Jim Decker is out on his porch, drinking a beer in the morning sun. He has lived next door to the impressive Manayunk branch of the Philadelphia Free Library since 1980, but these days hardly gives it a second thought. The building sits at the corner of Dupont and Green Streets and was opened in 1909 as one of Philadelphia’s original libraries.
Library-goers at one time hiked up the branch’s steep steps and entered into a vast, T-shaped interior. Sunlight poured into the main reading rooms and touched upon the central circulation desk via skylights overhead. Warm wood paneling, brass light fixtures, and high ceilings gave the Manayunk library an air of dignity and definitive charm. Today, however, the structure sits eerily quiet, unoccupied, and ringed by rubble.
Today the hike up the same stone steps leads to a shuttered door, plywood-covered windows, and a pile of questions. What’s next for the building? Why has it sat empty since 2006? Are there plans for its future?
“I don’t know what’s happening with it now,” Decker laments, “it used to be well-maintained. Now it’s just sitting there. We’re lucky if they mow the grass every now and then: it looks terrible in summer.”
Designed by renowned Philadelphia architect Benjamin Rush Stevens, the Manayunk branch was the tenth building funded by the Andrew Carnegie Library Endowment Program. Between 1886 and 1917 Carnegie vastly improved the state of public libraries across the country by contributing nearly 40 million dollars to erect new buildings. As a leader in establishing a public library system, Philadelphia received one of Carnegie’s largest grants: $1.5 million. From 1905 to 1930 the city’s neighborhoods gained 25 branches under the program–20 of which, like Manayunk’s, still remain standing today.
At present, the building retains almost all of its original exterior character–from the decorative terracotta window surrounds, to the portico flanked by massive ionic columns. Regrettably, the original, 55-pane windows as well as the lavishly appointed interior were lost during the 1960s when the library was decommissioned by the city and the building was sold to a neighboring nursing home.
“It’s kind of funky having that in Manayunk,” says long-time president of the Manayunk Neighborhood Council Kevin Smith, “I mean you’re just in this neighborhood of row-houses and you come across this big, crazy beautiful thing!”

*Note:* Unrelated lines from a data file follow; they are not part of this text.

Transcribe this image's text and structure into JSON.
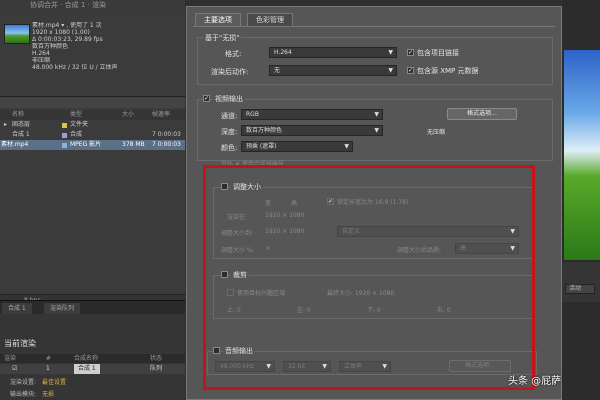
{
  "background": {
    "window_title": "协调合并 · 合成 1 · 渲染",
    "project_info": [
      "素材.mp4 ▾ , 使用了 1 次",
      "1920 x 1080 (1.00)",
      "Δ 0:00:03:23, 29.89 fps",
      "数百万种颜色",
      "H.264",
      "非压缩",
      "48.000 kHz / 32 位 U / 立体声"
    ],
    "columns": [
      "名称",
      "类型",
      "大小",
      "帧速率"
    ],
    "files": [
      {
        "name": "固态层",
        "type": "文件夹",
        "size": "",
        "fps": ""
      },
      {
        "name": "合成 1",
        "type": "合成",
        "size": "",
        "fps": "7 0:00:03"
      },
      {
        "name": "素材.mp4",
        "type": "MPEG 影片",
        "size": "378 MB",
        "fps": "7 0:00:03"
      }
    ],
    "status_bpc": "8 bpc",
    "queue_tabs": [
      "合成 1",
      "渲染队列"
    ],
    "queue_title": "当前渲染",
    "queue_columns": [
      "渲染",
      "#",
      "合成名称",
      "状态"
    ],
    "queue_row": {
      "num": "1",
      "name": "合成 1",
      "status": "队列"
    },
    "render_settings_label": "渲染设置:",
    "render_settings_value": "最佳设置",
    "output_module_label": "输出模块:",
    "output_module_value": "无损",
    "right_dropdown": "活动"
  },
  "dialog": {
    "tabs": [
      "主要选项",
      "色彩管理"
    ],
    "based_on": "基于\"无损\"",
    "format_label": "格式:",
    "format_value": "H.264",
    "post_render_label": "渲染后动作:",
    "post_render_value": "无",
    "include_project_link": "包含项目链接",
    "include_xmp": "包含源 XMP 元数据",
    "video_output": "视频输出",
    "channels_label": "通道:",
    "channels_value": "RGB",
    "depth_label": "深度:",
    "depth_value": "数百万种颜色",
    "color_label": "颜色:",
    "color_value": "预乘 (遮罩)",
    "format_options_btn": "格式选项...",
    "no_compression": "无压缩",
    "hidden_row": "开始 #  使用合成帧编号",
    "resize": {
      "title": "调整大小",
      "width_label": "宽",
      "height_label": "高",
      "lock_aspect": "锁定长宽比为 16:9 (1.78)",
      "render_at_label": "渲染在:",
      "render_at_value": "1920 × 1080",
      "resize_to_label": "调整大小到:",
      "resize_to_value": "1920 × 1080",
      "custom": "自定义",
      "percent_label": "调整大小 %:",
      "percent_value": "×",
      "quality_label": "调整大小后品质:",
      "quality_value": "高"
    },
    "crop": {
      "title": "裁剪",
      "use_roi": "使用目标兴趣区域",
      "final_size": "最终大小: 1920 × 1080",
      "top": "上: 0",
      "left": "左: 0",
      "bottom": "下: 0",
      "right": "右: 0"
    },
    "audio": {
      "title": "音频输出",
      "rate": "48.000 kHz",
      "bit": "32 bit",
      "channel": "立体声",
      "options_btn": "格式选项..."
    }
  },
  "watermark": "头条 @屁萨",
  "colors": {
    "highlight_box": "#c8121a",
    "selection": "#5b6f88"
  }
}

And a crazy, beautiful thing it is indeed. Since its opening the Manayunk branch has been lauded as the most dramatically situated, elaborate, and expensive of the original, Carnegie-era neighborhood branches. And indeed, the gleaming Beaux Arts style building appears in stark contrast to the historically working-class neighborhood fabric, so chock-full of late 19th Century rowhouses. Positioned on a naturally raised lot, the mere two-story structure seems to tower over its neighbors below.
All that has helped prevent the library’s demolition. Smith told me that the present owner, David Perlman, of the Philadelphia Residential Development Corporation, had planned to demolish the library as part of a redevelopment of a neighboring nursing home. “But we said we would fight him to the death on that!” he recalled. A series of community meetings followed, coupled with evolving plans from Mr. Perlman to mitigate concerns about both the historic building and parking issues that new housing would cause.
A final compromise was approved by the Philadelphia Zoning Board January, 2006 preserving the library for use as seven condominiums. According to Perlman, the units will be “high end and contemporary with two bedrooms and two baths each.” He also admits, however, that the financial crisis has caused the project to stagnate for the past six years.
Still, according to Perlman, the library condos are now going through their final permitting process and construction is slated to begin sometime this spring. How the historic building will be altered to accommodate its new tenants is yet to be seen, but hopefully, for Jim Decker’s sake, they’ll at least start mowing the lawn.